The Double Filet-O-Fish (a Filet-O-Fish with two fish fillet patties instead of one) is available in some regions.

== Society and culture ==
The Filet-O-Fish is often referred to as a burger outside the US, particularly in Australia, India, New Zealand, and the UK.

=== Religious observation ===
The Filet-O-Fish, originally created for Western Christians observing the Friday Fast, remains popularly associated with this community, with US sales significantly rising around Lent. The practice has inspired other fast food chains to offer seafood options during Lent.
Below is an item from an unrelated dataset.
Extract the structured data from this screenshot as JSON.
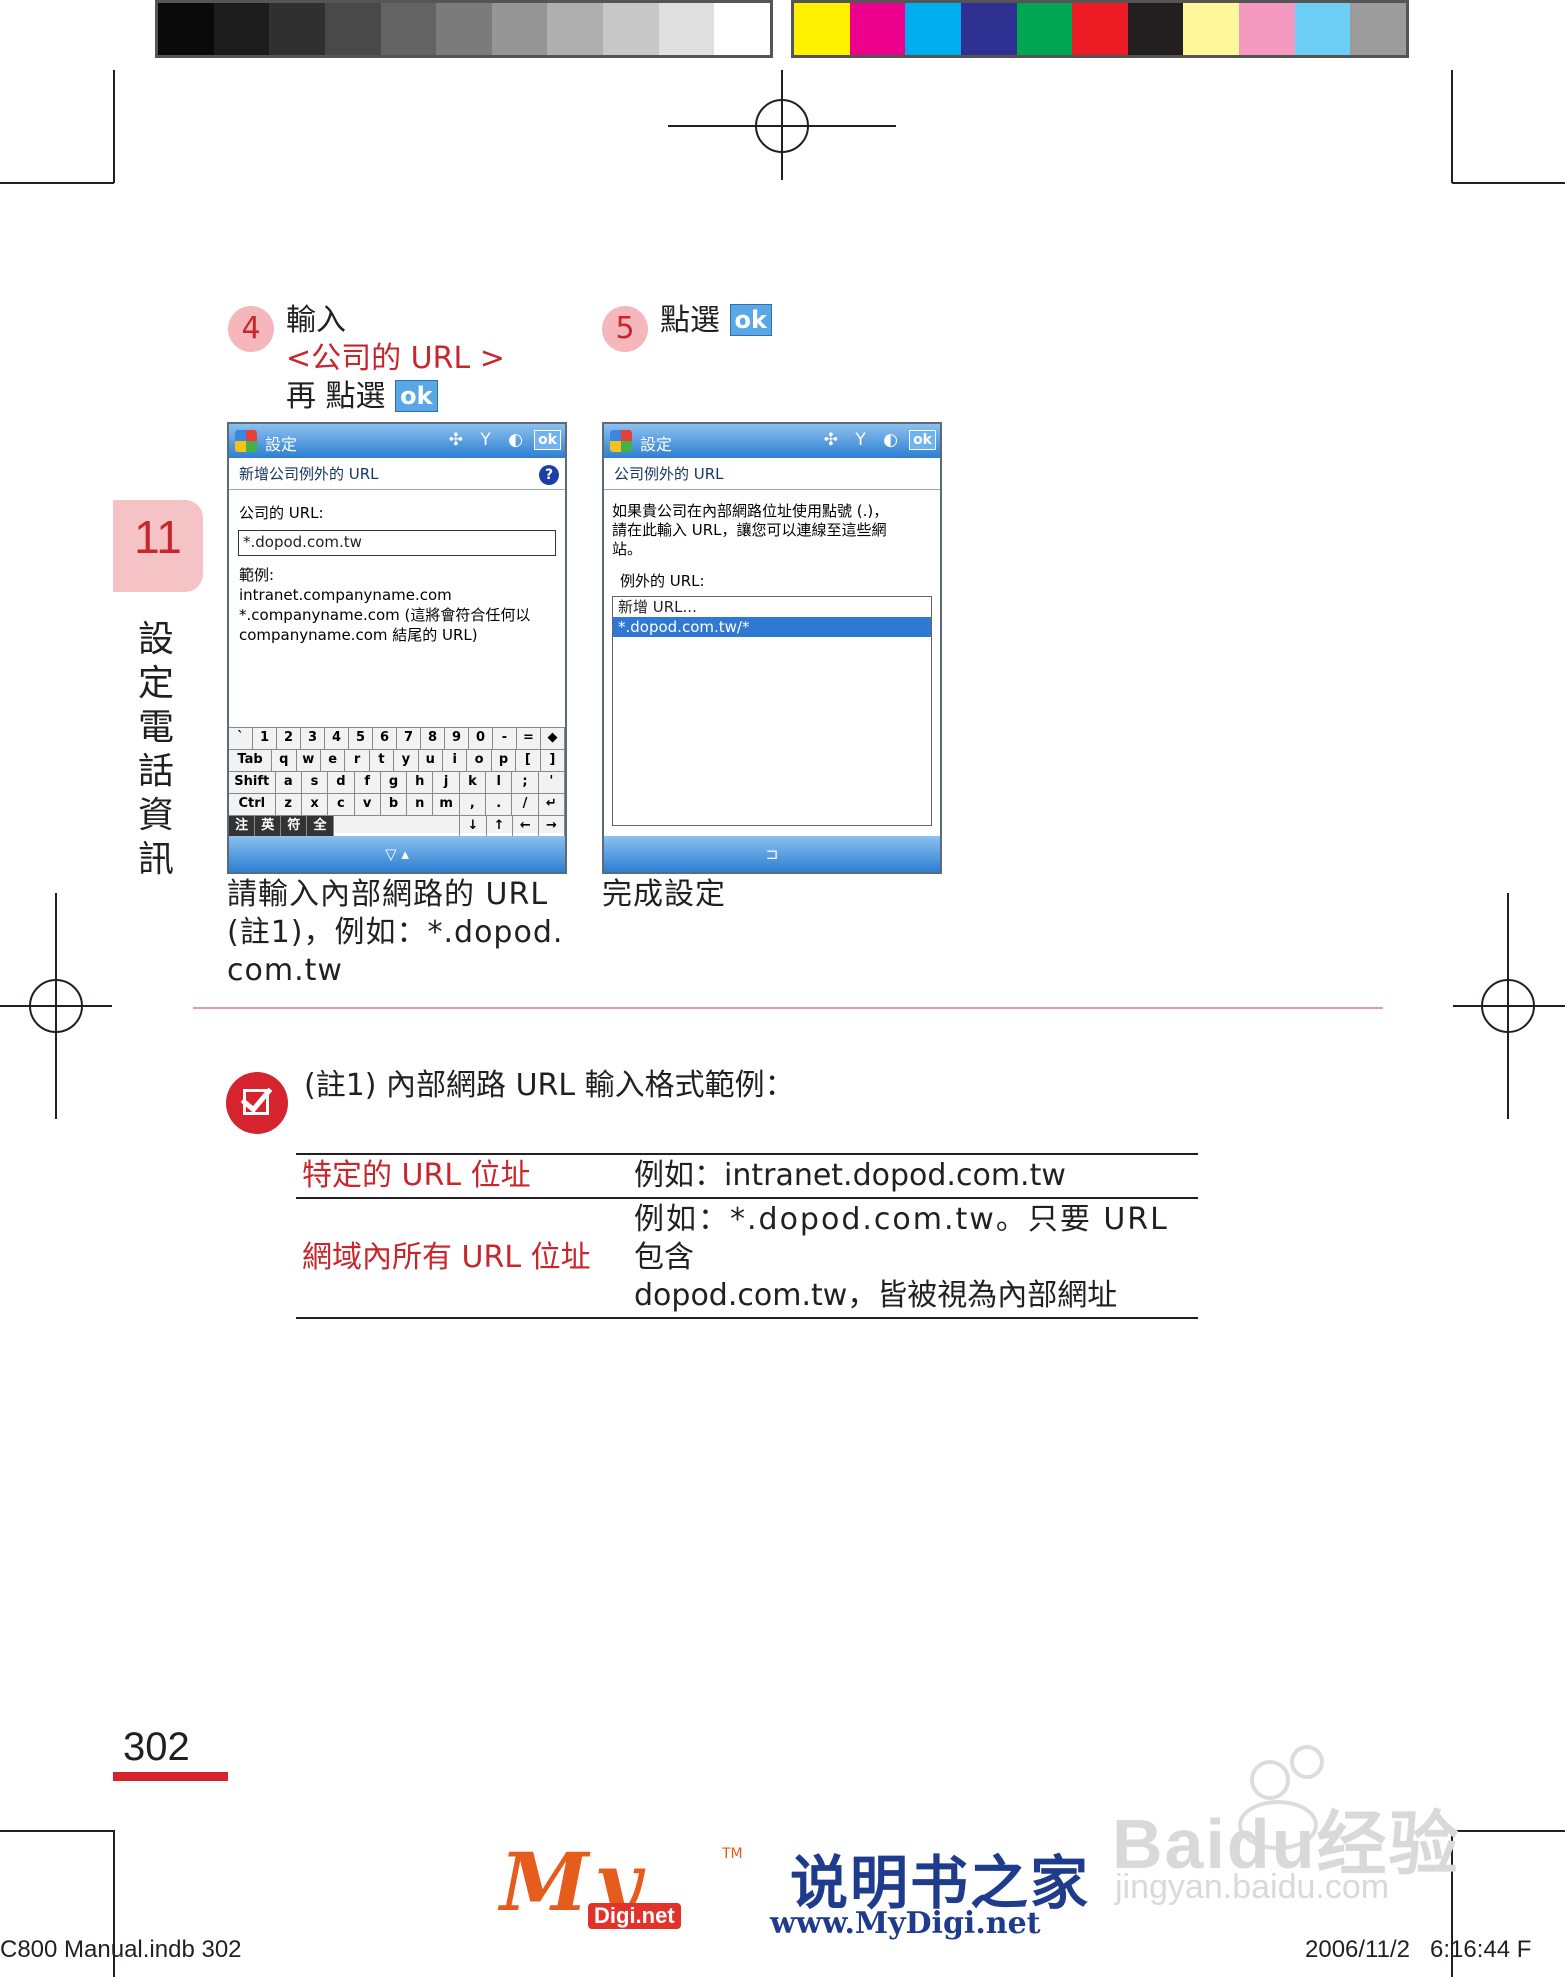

This sandwich is also popular among Jewish and Muslim communities due to its ingredients being more aligned with kashrut and halal rules than McDonald's other offerings. The sandwich contains fish, milk in the cheese, and egg yolks in the sauce. In addition, the fish patty is cooked in a separate frypot to avoid giving other items a fishy taste. Certification-wise, the sandwich is certified as halal in the UAE and a few other Muslim-majority countries; it is also available in kosher-supervised restaurants of McDonald's Israel. However, not all Israeli locations are certified and stores in the UK and the US do not participate in certification.

=== Variants ===

In France, Spain, and Belgium, a variation of the sandwich is sold as the "McFish". The French McFish does not include cheese and replaces tartar sauce with ketchup. In Indonesia, it is known as the Fish Fillet Burger.